By David L. Brown
As anyone interested in astronomy is aware, much of our planet’s nighttime sky is lit up like a proverbial Christmas tree. Images from space reveal that blobs of glowing light cover vast areas of land like mold on rotten cheese, particularly in sprawling metropolitan areas that seem to blend into each other to almost completely cover the landscape as seen from satellites at night. To see an image of the United States that illustrates this point (you should be able to pick out your town), go here at darksky.org. For a worldwide view, take a look at this composite image from NASA:
Not surprisingly, all that light is a significant user of energy. That fact is confirmed by the first ever worldwide survey of lighting and energy costs, conducted by the Paris-based International Energy Agency. According to a news release from the IEA (read it here):
“Without rapid action the amount of energy used for lighting will be 80% higher in 2030 than today; however, if we simply make better use of today’s efficient lighting technologies and techniques, global lighting energy demand need be no greater at that time”, said Claude Mandil, Executive Director of the International Energy Agency today in Paris during the launch of a new publication, Light’s Labour’s Lost: Policies for Energy–efficient Lighting.

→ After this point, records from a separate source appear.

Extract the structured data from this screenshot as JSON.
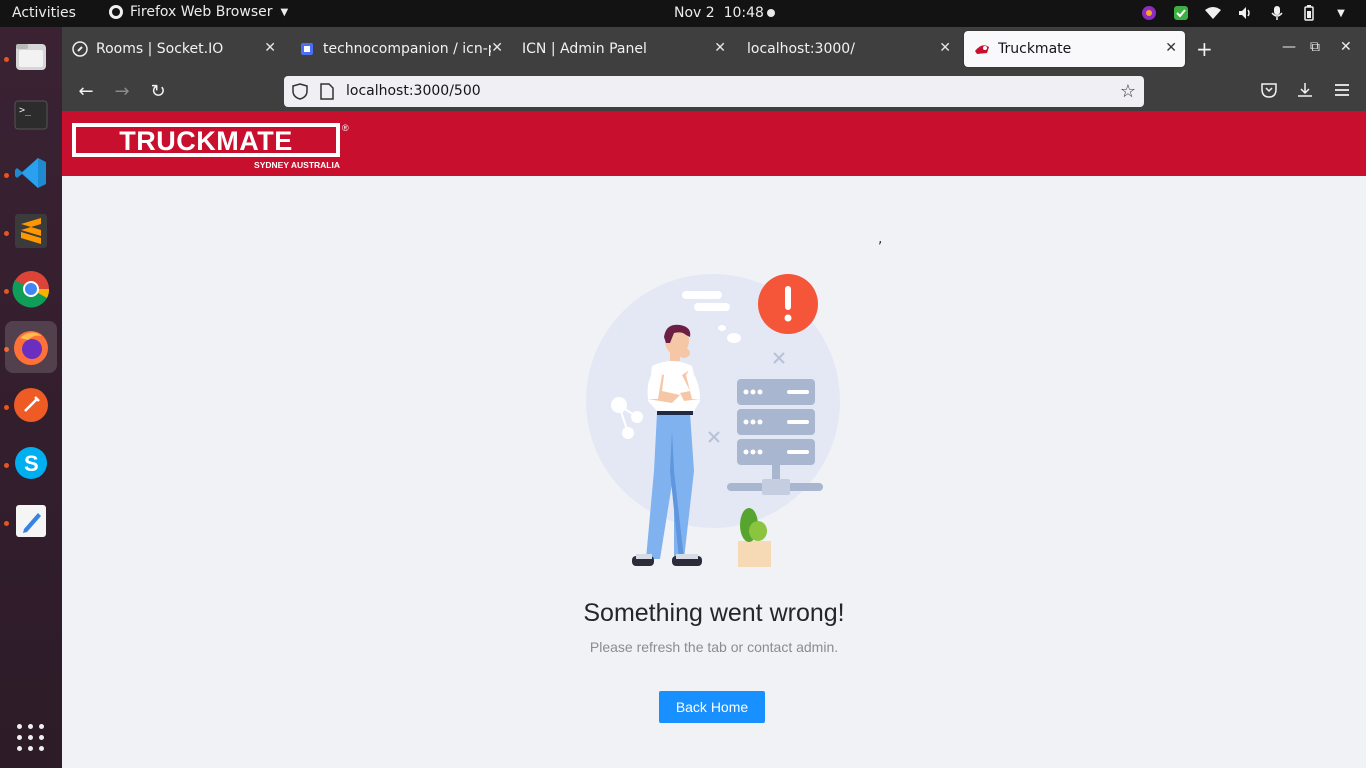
{
  "system": {
    "activities": "Activities",
    "app_name": "Firefox Web Browser",
    "date": "Nov 2",
    "time": "10:48"
  },
  "dock": {
    "items": [
      "files-icon",
      "terminal-icon",
      "vscode-icon",
      "sublime-icon",
      "chrome-icon",
      "firefox-icon",
      "postman-icon",
      "skype-icon",
      "text-editor-icon"
    ],
    "active": "firefox-icon"
  },
  "browser": {
    "tabs": [
      {
        "label": "Rooms | Socket.IO",
        "active": false
      },
      {
        "label": "technocompanion / icn-pl",
        "active": false
      },
      {
        "label": "ICN | Admin Panel",
        "active": false
      },
      {
        "label": "localhost:3000/",
        "active": false
      },
      {
        "label": "Truckmate",
        "active": true
      }
    ],
    "url": "localhost:3000/500"
  },
  "site": {
    "logo_text": "TRUCKMATE",
    "logo_sub": "SYDNEY AUSTRALIA",
    "logo_mark": "®",
    "brand_color": "#c8102e",
    "stray_char": ","
  },
  "error": {
    "title": "Something went wrong!",
    "subtitle": "Please refresh the tab or contact admin.",
    "button": "Back Home",
    "accent": "#1890ff",
    "alert_color": "#f5563a",
    "alert_glyph": "!"
  }
}
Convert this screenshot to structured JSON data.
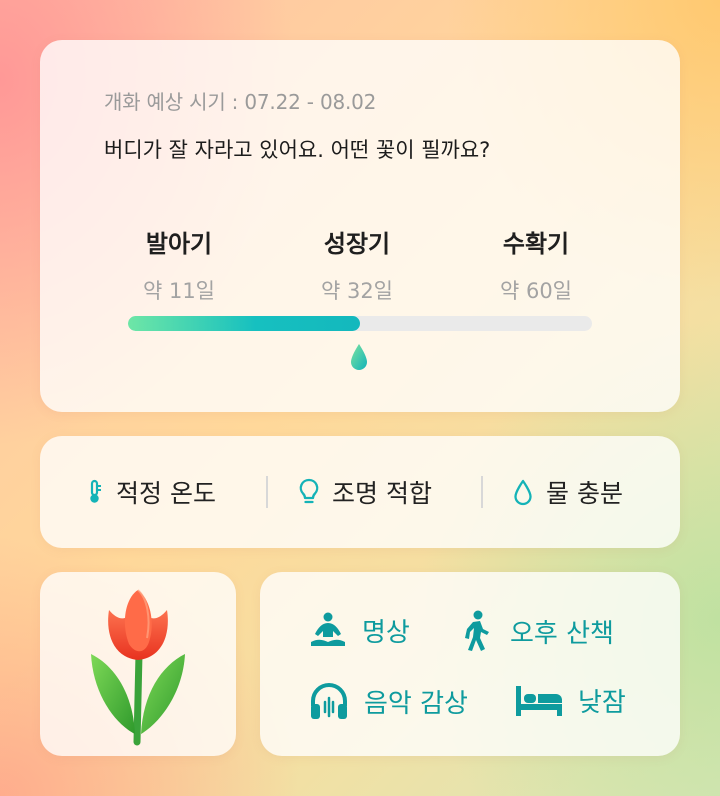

“This important work shows that the potential for energy savings in lighting is simply enormous and can be achieved with technologies that not only are readily available in the market but economically-competitive during the life cycle of the product. Moreover, more efficient lighting also results in lower CO2 emissions”, Mr. Mandil added.
If more efficient lighting systems were put in place, that could “slash 38 percent from the world’s lighting bill by 2030,” according to the report.
“In the current lighting environment there are enormous sources of waste. Light is routinely supplied to spaces where no one is present,” Mandil said.